Decoherence induced by stochastic noise in matter-wave interferometers for gravity experiments
Robustness is a critical challenge for matter-wave interferometers. In real experiments, various sources of classical noises arise from mechanical vibrations, seismic motions, inertial forces, tidal forces, magnetic field fluctuations and so on. These noises can disturb the spin and spatial degrees of freedom of the test mass, resulting in witness loss of the interferometer. While spin decoherence is relatively well understood and can be formulated by the Bloch-Redfield master equation, the impact on spatial degrees of freedom still requires systematic investigation.
In his thesis, Mengzhi Wu therefore aims to explore witness loss in an SGI induced by stochastic noises acting on spatial degrees of freedom. Wu concludes that the witness gets lost via several mechanisms: (i) Dephasing, (ii) the Humpty-Dumpty problem and (iii) Position localization decoherence.
Wu furthermore analyses several representative noise sources: (i) Gravitational and electrostatic noise, (ii) Inertial acceleration noise and (iii) Inertial torsion noise.

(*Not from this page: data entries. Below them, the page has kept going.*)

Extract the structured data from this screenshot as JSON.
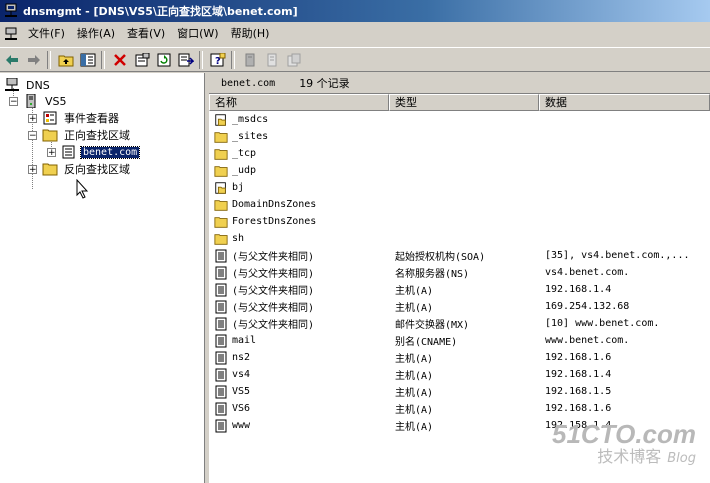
{
  "window": {
    "title": "dnsmgmt - [DNS\\VS5\\正向查找区域\\benet.com]"
  },
  "menu": [
    "文件(F)",
    "操作(A)",
    "查看(V)",
    "窗口(W)",
    "帮助(H)"
  ],
  "toolbar_icons": [
    "back-icon",
    "forward-icon",
    "up-folder-icon",
    "show-tree-icon",
    "delete-icon",
    "properties-icon",
    "refresh-icon",
    "export-icon",
    "help-icon",
    "server-icon",
    "doc-icon",
    "new-record-icon"
  ],
  "tree": {
    "root": "DNS",
    "server": "VS5",
    "event_viewer": "事件查看器",
    "forward_zones": "正向查找区域",
    "zone": "benet.com",
    "reverse_zones": "反向查找区域"
  },
  "list": {
    "zone_name": "benet.com",
    "count": "19 个记录",
    "columns": [
      "名称",
      "类型",
      "数据"
    ],
    "rows": [
      {
        "icon": "folder-doc-icon",
        "name": "_msdcs",
        "type": "",
        "data": ""
      },
      {
        "icon": "folder-icon",
        "name": "_sites",
        "type": "",
        "data": ""
      },
      {
        "icon": "folder-icon",
        "name": "_tcp",
        "type": "",
        "data": ""
      },
      {
        "icon": "folder-icon",
        "name": "_udp",
        "type": "",
        "data": ""
      },
      {
        "icon": "folder-doc-icon",
        "name": "bj",
        "type": "",
        "data": ""
      },
      {
        "icon": "folder-icon",
        "name": "DomainDnsZones",
        "type": "",
        "data": ""
      },
      {
        "icon": "folder-icon",
        "name": "ForestDnsZones",
        "type": "",
        "data": ""
      },
      {
        "icon": "folder-icon",
        "name": "sh",
        "type": "",
        "data": ""
      },
      {
        "icon": "record-icon",
        "name": "(与父文件夹相同)",
        "type": "起始授权机构(SOA)",
        "data": "[35], vs4.benet.com.,..."
      },
      {
        "icon": "record-icon",
        "name": "(与父文件夹相同)",
        "type": "名称服务器(NS)",
        "data": "vs4.benet.com."
      },
      {
        "icon": "record-icon",
        "name": "(与父文件夹相同)",
        "type": "主机(A)",
        "data": "192.168.1.4"
      },
      {
        "icon": "record-icon",
        "name": "(与父文件夹相同)",
        "type": "主机(A)",
        "data": "169.254.132.68"
      },
      {
        "icon": "record-icon",
        "name": "(与父文件夹相同)",
        "type": "邮件交换器(MX)",
        "data": "[10]  www.benet.com."
      },
      {
        "icon": "record-icon",
        "name": "mail",
        "type": "别名(CNAME)",
        "data": "www.benet.com."
      },
      {
        "icon": "record-icon",
        "name": "ns2",
        "type": "主机(A)",
        "data": "192.168.1.6"
      },
      {
        "icon": "record-icon",
        "name": "vs4",
        "type": "主机(A)",
        "data": "192.168.1.4"
      },
      {
        "icon": "record-icon",
        "name": "VS5",
        "type": "主机(A)",
        "data": "192.168.1.5"
      },
      {
        "icon": "record-icon",
        "name": "VS6",
        "type": "主机(A)",
        "data": "192.168.1.6"
      },
      {
        "icon": "record-icon",
        "name": "www",
        "type": "主机(A)",
        "data": "192.158.1.4"
      }
    ]
  },
  "watermark": {
    "line1": "51CTO.com",
    "line2": "技术博客",
    "line3": "Blog"
  }
}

Taken together, these analyses build a comprehensive picture of how stochastic noise affects the spatial dynamics of an SGI and leads to the loss of spin-based witnesses. Future work may include more realistic noise sources such as magnetic noise and trap-potential noise. These insights will be valuable for future experimental implementations, particularly in precision sensing for quantum gravity, where preserving coherence and maintaining reliable witness signals are essential.